There are two more tiny quilts made from entirely pieced blocks. I like the quiet colors of this first quilt. It is 11 inches square. I quilted it in the summer of 1988 with the usual partial feather circles and outlining plus some horizontal detail across the widest parts of the baskets, using 6 2/3 yards of thread.The interesting detail in this one is the double inner border. I'm not sure if that tan fabric in the background and border is old. I had newer fabric with the same design, but perhaps it was a copy of an old motif. This one has a tiny checked fabric on the back instead of the usual muslin.

I have no clear information on this other one of the same design with a simpler setting, so I'm guessing that I finished it between late 1989 and 1991 when my documentation was more haphazard. I'm guessing that it was about 10 1/2 by 14-ish inches. No circles on this one. Instead I used double outlined hearts and a bit of detail in horizontal lines across the baskets. No photo of the back or record of thread used. What I like about this one is the variation in prints in the baskets even though they are all the same shade of red. 

One more basket quilt--a cactus blossom design quite different from the others. Again, no notes with my photo. My receipt records show that I used 62 1/2 yards of thread, so I'm estimating that it's about 36 to 40 inches square. I'm not sure if these are antique blocks or newer ones made from antique fabric. I'm guessing antique blocks by the irregularity of the work. The photo is not real clear, but I think I quilted clam shells in the lightest areas, and parallel lines at different angles in the pink triangles and around the outermost area of the borders. I really like the design of the pieced border. I finished this one in December 1989.

So that is my collection of photos of basket quilts. I have a lot more quilts to share. I think I'll plan some more theme collections for the remainder of the summer TBT posts.

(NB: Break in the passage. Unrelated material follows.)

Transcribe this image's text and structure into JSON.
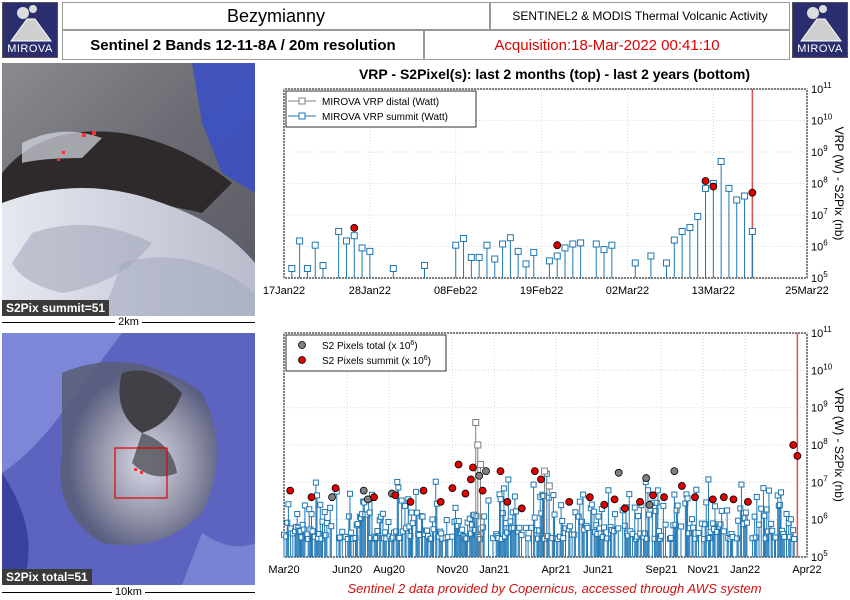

By now you know that those of us who use Blogger are having some communication difficulties. We no longer get email notifications when others comment on our posts. This makes it challenging to reply. There seems to be a work around for this, but until now I have been otherwise occupied (Grandkids here--Yay! Sewing preoccupation--Yay! Tooth restoration and crown prep--Boo!), so I'm not sure how well it works. I plan to try it, though. In the meantime, thank you so much for your comments on my last couple of posts. I appreciate all of them so much but can't see my way clear to respond to them individually. I will try to do better now. However, I have to say that I sincerely hope this is a temporary workaround. And that the Blogger folks don't think that we bloggers have fixed the problem. I am really, really hoping they will restore the email notification to the way it was before. 

I hope June is treating you well. Ours is gorgeous at the moment! I just bought a pop-up screen house so I hope to do some hand quilting outside in a mosquito-free zone very soon. Maybe you will get some time to sew outside, too. The lighting just can't be beat--especially for hand work.

I'm linking up with mmm! quilts for Throwback Thursday. Thanks to Sandra for giving us this opportunity to share our pre-blogging oldies.